AI ‘Godfather’ Warns Of Better Form Of Intelligence As He Quits Google, But Black Women Said It First
Dr Geoffrey Hinton, dubbed the ‘godfather of AI’, recently resigned from Google, echoing ethical concerns raised by AI experts like Timnit Gebru.
After more than a decade at the tech giant, Hinton quit Google due to fears about the dangers of AI, but told the BBC that his age played a role: “I’m 75, so it’s time to retire.”
In 2012, Hinton and two of his graduate students at the University of Toronto created a neural network that laid the foundation for AI technologies like ChatGPT and Google Bard. Neural networks are mathematical systems that are similar to the human brain in the way they learn and process information. They enable AIs to learn from experience, as a person would – deep learning.
However, recent developments by companies like Google and OpenAI have left Hinton questioning his life’s work. He cited concerns about AI’s potential to surpass human intelligence, take away jobs, and be used for immoral purposes.
His concerns add to those raised by leading AI ethicist Dr Timnit Gebru, who was forced forced out of her position as the co-head of Google’s AI ethics team after raising issues of workplace discrimination.
Similarly, Black technologists like Dr Joy Buolamwini of Algorithmic Justice League, Yeshimabeit Milner of Data for Black Lives, and Harvard’s Rediet Abebe have long called highlighted the need for a focus on regulation and equity in AI development.
Eclipsing human intelligence
“The idea that this stuff could actually get smarter than people — a few people believed that,” he told the New York Times. “But most people thought it was way off. And I thought it was way off. I thought it was 30 to 50 years or even longer away. Obviously, I no longer think that.”
Hinton is concerned that AI will soon eclipse human intelligence. He pointed out that GPT-4, for example, eclipses humans in terms of general knowledge and can already do simple reasoning.
“Our brains have 100 trillion connections,” Hinton told MIT Technology Review. “Large language models have up to half a trillion, a trillion at most. Yet GPT-4 knows hundreds of times more than any one person does. So maybe it’s actually got a much better learning algorithm than us.”
“It’s a completely different form of intelligence. A new and better form of intelligence.”
Bad Actors
He added that smart machines will soon be able to create their subgoals to carry out a task, something that can be taken advantage of by bad actors.
“Don’t think for a moment that Putin wouldn’t make hyper-intelligent robots with the goal of killing Ukrainians,” he told MIT Technology Review.
“He wouldn’t hesitate. And if you want them to be good at it, you don’t want to micromanage them—you want them to figure out how to do it.”
Read: Black Women, Bias, And Burnout: Let’s Talk About Responsible AI
Should we pause AI development?
Hinton’s resignation adds to calls for regulation in the AI industry. Until last year, he believed that Google was a “proper steward” of the technology, but his opinion has changed as the competition between Google, Microsoft, and others escalates – and regulation fails to keep up.
In March, more than 1,000 technology leaders and researchers signed an open letter calling for a six-month pause on the development of new AI systems because of “profound risks to society and humanity.”

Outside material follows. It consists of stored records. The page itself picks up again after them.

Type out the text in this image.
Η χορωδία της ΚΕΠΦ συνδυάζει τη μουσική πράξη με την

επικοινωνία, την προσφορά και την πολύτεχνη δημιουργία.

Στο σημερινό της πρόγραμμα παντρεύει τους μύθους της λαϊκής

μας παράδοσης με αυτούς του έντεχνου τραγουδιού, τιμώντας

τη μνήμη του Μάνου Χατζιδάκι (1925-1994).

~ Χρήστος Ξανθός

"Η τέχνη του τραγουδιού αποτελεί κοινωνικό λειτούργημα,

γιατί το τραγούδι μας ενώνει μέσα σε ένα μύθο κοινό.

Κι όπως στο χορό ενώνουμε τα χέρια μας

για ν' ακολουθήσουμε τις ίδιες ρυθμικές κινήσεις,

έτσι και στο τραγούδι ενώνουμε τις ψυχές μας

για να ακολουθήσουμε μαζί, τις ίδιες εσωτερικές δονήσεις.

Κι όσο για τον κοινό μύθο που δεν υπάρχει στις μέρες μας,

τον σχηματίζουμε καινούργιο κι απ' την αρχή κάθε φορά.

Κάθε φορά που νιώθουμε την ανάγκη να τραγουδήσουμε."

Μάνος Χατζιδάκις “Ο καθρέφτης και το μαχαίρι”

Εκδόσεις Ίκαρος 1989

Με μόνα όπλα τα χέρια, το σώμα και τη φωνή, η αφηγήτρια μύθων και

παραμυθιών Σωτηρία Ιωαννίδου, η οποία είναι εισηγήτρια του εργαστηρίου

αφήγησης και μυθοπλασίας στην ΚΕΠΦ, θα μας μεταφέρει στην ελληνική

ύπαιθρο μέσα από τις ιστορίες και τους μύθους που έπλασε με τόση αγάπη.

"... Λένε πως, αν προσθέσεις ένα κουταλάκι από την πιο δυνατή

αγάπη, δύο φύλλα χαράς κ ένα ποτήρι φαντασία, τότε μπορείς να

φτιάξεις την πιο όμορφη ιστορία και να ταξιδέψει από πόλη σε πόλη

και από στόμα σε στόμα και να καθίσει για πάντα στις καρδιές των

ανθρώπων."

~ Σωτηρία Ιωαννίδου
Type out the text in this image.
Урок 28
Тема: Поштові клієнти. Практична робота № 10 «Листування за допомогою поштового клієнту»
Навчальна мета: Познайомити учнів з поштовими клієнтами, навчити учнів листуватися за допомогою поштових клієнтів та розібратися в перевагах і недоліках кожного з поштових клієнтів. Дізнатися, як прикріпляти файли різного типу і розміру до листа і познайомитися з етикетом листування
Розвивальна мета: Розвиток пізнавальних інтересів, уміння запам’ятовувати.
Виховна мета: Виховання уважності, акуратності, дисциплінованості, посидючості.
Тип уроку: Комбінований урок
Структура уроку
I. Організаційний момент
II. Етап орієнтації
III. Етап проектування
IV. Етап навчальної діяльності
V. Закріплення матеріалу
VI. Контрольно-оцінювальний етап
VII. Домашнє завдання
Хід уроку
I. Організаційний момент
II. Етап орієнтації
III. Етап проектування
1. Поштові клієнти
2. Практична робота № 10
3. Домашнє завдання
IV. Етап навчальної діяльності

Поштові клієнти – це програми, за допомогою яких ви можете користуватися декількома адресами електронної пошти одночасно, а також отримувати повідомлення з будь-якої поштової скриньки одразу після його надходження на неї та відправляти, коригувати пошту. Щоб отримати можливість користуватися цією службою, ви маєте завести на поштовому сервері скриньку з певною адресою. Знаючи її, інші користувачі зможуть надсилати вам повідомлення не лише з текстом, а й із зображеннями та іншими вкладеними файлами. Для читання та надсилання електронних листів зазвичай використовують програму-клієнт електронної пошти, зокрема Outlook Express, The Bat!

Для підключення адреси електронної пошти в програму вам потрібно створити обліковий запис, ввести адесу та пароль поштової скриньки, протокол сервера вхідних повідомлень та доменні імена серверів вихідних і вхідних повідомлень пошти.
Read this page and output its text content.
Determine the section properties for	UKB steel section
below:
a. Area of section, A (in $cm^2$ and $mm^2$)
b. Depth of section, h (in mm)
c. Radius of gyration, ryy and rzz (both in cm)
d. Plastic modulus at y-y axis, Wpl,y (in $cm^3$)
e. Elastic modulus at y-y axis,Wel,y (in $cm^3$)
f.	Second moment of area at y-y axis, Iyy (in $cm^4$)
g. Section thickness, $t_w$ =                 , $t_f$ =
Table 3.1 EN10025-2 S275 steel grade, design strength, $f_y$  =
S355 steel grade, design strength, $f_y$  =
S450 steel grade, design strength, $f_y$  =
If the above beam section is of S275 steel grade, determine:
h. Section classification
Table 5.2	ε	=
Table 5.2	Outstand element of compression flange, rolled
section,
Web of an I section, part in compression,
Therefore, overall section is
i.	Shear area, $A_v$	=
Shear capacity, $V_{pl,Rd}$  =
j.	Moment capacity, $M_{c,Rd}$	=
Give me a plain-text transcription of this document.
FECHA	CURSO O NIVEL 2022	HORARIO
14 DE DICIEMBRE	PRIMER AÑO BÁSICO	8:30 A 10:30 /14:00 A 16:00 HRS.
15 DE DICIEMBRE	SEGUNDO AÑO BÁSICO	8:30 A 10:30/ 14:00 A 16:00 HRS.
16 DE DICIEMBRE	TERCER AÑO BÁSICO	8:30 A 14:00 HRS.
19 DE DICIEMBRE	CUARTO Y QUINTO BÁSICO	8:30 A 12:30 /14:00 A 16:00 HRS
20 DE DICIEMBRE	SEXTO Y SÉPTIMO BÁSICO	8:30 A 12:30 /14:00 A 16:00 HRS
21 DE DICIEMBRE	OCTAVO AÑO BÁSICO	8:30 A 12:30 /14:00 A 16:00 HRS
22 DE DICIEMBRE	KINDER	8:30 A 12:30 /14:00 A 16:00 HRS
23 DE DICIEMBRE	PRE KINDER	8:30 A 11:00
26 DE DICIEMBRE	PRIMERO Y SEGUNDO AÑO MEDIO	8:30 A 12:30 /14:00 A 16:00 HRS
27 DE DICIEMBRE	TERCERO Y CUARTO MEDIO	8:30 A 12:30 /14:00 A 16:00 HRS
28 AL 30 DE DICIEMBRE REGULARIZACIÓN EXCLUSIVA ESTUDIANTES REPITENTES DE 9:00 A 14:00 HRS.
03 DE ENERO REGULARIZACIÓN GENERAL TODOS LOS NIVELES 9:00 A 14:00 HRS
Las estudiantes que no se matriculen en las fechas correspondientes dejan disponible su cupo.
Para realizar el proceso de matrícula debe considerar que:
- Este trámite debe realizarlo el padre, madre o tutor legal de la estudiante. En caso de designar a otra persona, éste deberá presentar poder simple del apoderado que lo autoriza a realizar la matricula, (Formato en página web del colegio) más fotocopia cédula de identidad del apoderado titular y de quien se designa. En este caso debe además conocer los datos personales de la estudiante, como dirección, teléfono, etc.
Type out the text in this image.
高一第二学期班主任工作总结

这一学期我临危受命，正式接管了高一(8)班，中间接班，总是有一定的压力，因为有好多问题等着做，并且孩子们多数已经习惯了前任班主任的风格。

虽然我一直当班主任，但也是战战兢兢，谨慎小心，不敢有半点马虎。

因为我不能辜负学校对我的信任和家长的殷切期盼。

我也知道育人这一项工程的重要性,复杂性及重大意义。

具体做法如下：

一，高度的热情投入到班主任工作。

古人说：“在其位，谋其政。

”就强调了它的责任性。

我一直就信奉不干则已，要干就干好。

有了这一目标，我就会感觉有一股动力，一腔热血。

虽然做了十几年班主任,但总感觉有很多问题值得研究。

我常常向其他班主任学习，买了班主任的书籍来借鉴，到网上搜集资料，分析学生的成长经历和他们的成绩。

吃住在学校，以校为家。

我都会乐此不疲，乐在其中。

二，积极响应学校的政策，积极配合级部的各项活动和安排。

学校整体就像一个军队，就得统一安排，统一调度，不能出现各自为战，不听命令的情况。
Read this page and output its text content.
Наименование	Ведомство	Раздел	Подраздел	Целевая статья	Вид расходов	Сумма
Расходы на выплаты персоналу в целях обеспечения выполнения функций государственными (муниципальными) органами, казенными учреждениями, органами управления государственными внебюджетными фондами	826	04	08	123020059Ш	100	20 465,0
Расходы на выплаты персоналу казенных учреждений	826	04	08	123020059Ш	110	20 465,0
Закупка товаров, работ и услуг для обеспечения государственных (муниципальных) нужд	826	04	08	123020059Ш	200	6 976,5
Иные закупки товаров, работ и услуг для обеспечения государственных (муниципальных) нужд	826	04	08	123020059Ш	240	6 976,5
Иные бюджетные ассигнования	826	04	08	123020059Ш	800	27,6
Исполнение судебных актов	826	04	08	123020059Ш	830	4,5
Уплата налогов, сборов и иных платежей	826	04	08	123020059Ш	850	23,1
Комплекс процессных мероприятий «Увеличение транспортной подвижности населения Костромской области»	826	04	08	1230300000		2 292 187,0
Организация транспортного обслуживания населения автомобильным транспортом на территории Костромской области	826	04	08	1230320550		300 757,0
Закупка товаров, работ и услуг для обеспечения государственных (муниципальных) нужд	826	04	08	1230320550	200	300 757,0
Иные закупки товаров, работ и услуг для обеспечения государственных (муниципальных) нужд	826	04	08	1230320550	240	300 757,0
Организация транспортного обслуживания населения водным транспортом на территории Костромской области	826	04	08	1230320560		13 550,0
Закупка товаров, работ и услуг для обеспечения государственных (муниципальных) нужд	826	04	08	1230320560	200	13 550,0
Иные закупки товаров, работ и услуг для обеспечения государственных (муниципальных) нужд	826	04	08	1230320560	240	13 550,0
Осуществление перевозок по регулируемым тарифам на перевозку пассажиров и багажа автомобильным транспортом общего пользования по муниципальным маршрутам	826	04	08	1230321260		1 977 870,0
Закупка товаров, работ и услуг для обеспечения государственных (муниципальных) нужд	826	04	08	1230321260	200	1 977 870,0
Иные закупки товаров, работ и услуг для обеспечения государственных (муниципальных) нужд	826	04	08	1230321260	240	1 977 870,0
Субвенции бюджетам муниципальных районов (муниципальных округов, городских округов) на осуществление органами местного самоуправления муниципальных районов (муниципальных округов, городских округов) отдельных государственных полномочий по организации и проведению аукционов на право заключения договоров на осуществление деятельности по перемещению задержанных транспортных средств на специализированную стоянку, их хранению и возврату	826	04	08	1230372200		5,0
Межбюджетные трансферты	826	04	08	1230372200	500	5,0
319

Among the signatories was Yoshua Bengio, another so-called godfather of AI, who along with Hinton and Yann LeCun won the 2018 Turing Award for their work on deep learning.
However, Hinton did not sign the letter. He told the BBC that AI would deliver more benefits in the short term than risks and an international competition would make an AI development pause difficult.
He also did not want to publicly criticize Google before resigning. He told MIT Technology Review: “There’s a lot of good things about Google that I want to say, and they’re much more credible if I’m not at Google anymore.”
Timnit Gebru also addressed AI concerns in a recent statement co-authored with Emily M. Bender (University of Washington), Angelina McMillan-Major (University of Washington), Margaret Mitchell (Hugging Face): “It is indeed time to act: but the focus of our concern should not be imaginary ‘powerful digital minds.'”
“Instead, we should focus on the very real and very present exploitative practices of the companies claiming to build them, who are rapidly centralizing power and increasing social inequities.”
A new era
“There is no question that machines will become smarter than humans—in all domains in which humans are smart—in the future,” Yann LeCun, Meta’s chief AI scientist, told MIT Technology Review. “It’s a question of when and how, not a question of if.”
However, LeCun has a more positive outlook than Hinton. “I believe that intelligent machines will usher in a new renaissance for humanity, a new era of enlightenment. I completely disagree with the idea that machines will dominate humans simply because they are smarter, let alone destroy humans.”
“Even within the human species, the smartest among us are not the ones who are the most dominating. And the most dominating are definitely not the smartest. We have numerous examples of that in politics and business.”